Obesity assumes epidemic proportions in Ireland: WHO report predicts gloomy future ahead

Obesity, if not checked, is all set to assume epidemic proportions in Ireland in the coming years. As per World Health Organization’s latest predictions, three out of every four men and two out of three women will be overweight by 2030. A leading health expert has warned that that the crisis could be as bad as HIV/AIDS in the 1980s and cholera in the 1800s.

These forecasts draw attention to the fact that the present efforts to promote healthier eating and initiatives directed towards curbing the intake of fat and sugar will have little effect as the rates of overweight and obesity all over Europe will continue to go higher.

According to WHO predictions, “almost all adults” in some of Europe’s worst-performing countries, including Ireland, will be overweight within the coming 15 years.
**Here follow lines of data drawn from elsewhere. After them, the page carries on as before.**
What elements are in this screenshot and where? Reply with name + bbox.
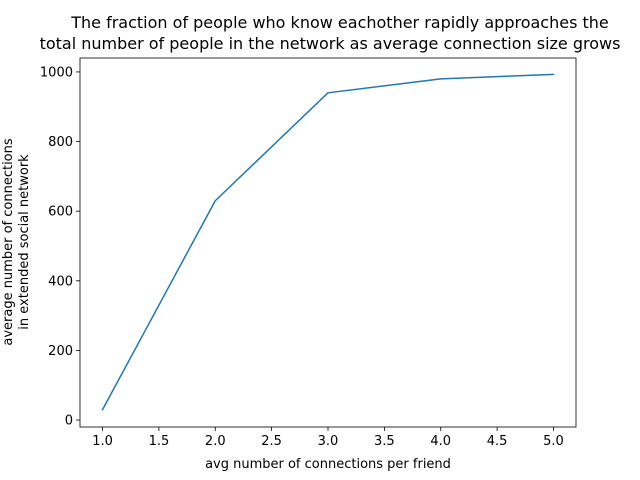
x-tick-label: 1.0 — [92, 434, 113, 449]
y-axis-label-line-2: in extended social network — [17, 154, 32, 330]
y-tick-label: 1000 — [40, 65, 73, 80]
series-line — [101, 73, 555, 411]
x-tick-label: 4.0 — [430, 434, 451, 449]
x-tick-label: 1.5 — [149, 434, 170, 449]
chart-title-line-2: total number of people in the network as… — [40, 34, 621, 53]
y-axis-label: average number of connections in extende… — [1, 138, 32, 346]
x-tick-label: 3.5 — [374, 434, 395, 449]
x-axis-label: avg number of connections per friend — [205, 457, 451, 472]
y-tick-label: 800 — [48, 135, 73, 150]
y-tick-label: 600 — [48, 205, 73, 220]
x-tick-label: 2.0 — [205, 434, 226, 449]
y-axis-label-line-1: average number of connections — [1, 138, 16, 346]
y-tick-label: 400 — [48, 274, 73, 289]
plot-area: 1.0 1.5 2.0 2.5 3.0 3.5 4.0 4.5 5.0 0 200 400 600 800… — [40, 57, 577, 449]
x-tick-label: 5.0 — [543, 434, 564, 449]
x-tick-label: 4.5 — [487, 434, 508, 449]
y-tick-label: 200 — [48, 344, 73, 359]
chart-title-line-1: The fraction of people who know eachothe… — [70, 13, 609, 32]
x-tick-label: 3.0 — [318, 434, 339, 449]
y-tick-label: 0 — [65, 414, 73, 429]
x-tick-label: 2.5 — [261, 434, 282, 449]
axes-frame — [79, 57, 577, 428]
United Kingdom will remain in the top third of European nations, in terms of rates of overweight and obesity.

Anyone with a Body Mass Index (BMI) ranging between 25 and 29.9 is classified as overweight while those with a BMI greater than 30 are out under the obese category. As per the latest set of predictions, 74% men and 64% women will be overweight by 2030, as compared to 70% and 59% respectively in 2010. Ireland, however, will be hit harder as the rate of overweight men and women touch 89% and 85% respectively. Out of these, 36% men and 30% women will be obese.
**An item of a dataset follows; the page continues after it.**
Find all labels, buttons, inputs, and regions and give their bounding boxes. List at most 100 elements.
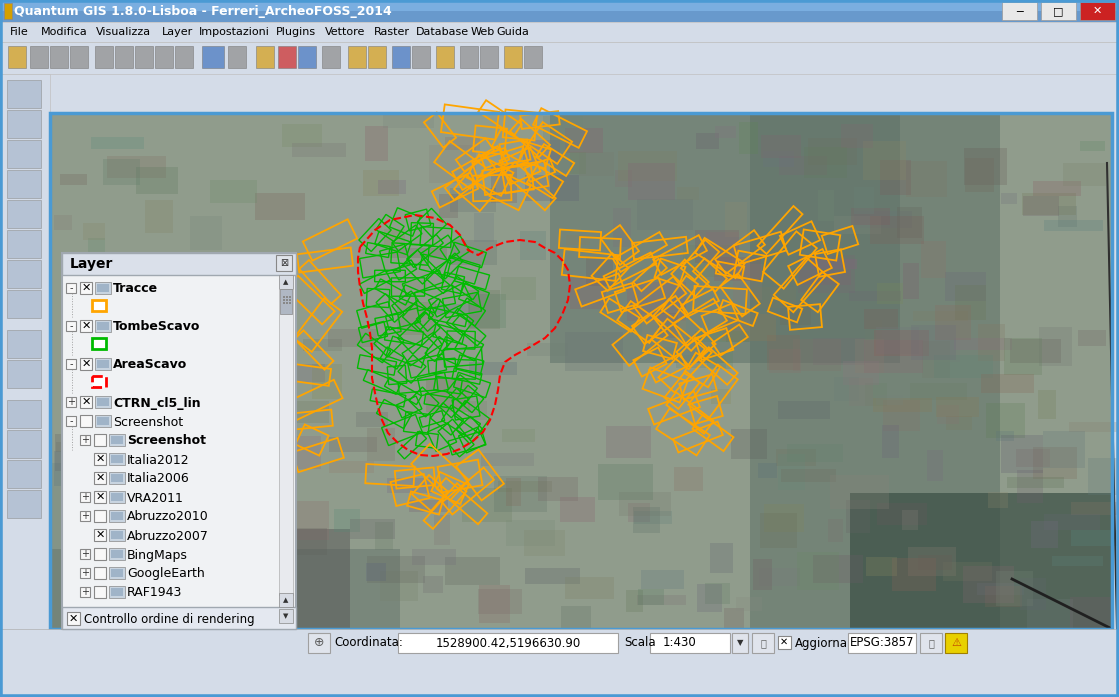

“We’re on course to be the fattest country inEurope in by 2030. We must pay attention and we must take action,” said Professor Donal O’Shea, head of weight management services at St Colmcille’s and at St Vincent’s Hospital and co-chair of the Royal College of Physicians of Ireland Policy Group on Obesity.

“We have an environment where kids leave school for lunch and they go to a garage forecourt and they literally walk down an aisle of high fat, high salt, high sugar foods to buy a chicken fillet roll or breakfast roll that contains their total daily calorie requirements and we know it’s harming.

These predictions, warns Prof O’Shea, require immediate attention to make sure that Ireland does not become the fattest country in Europe in the coming 15 years.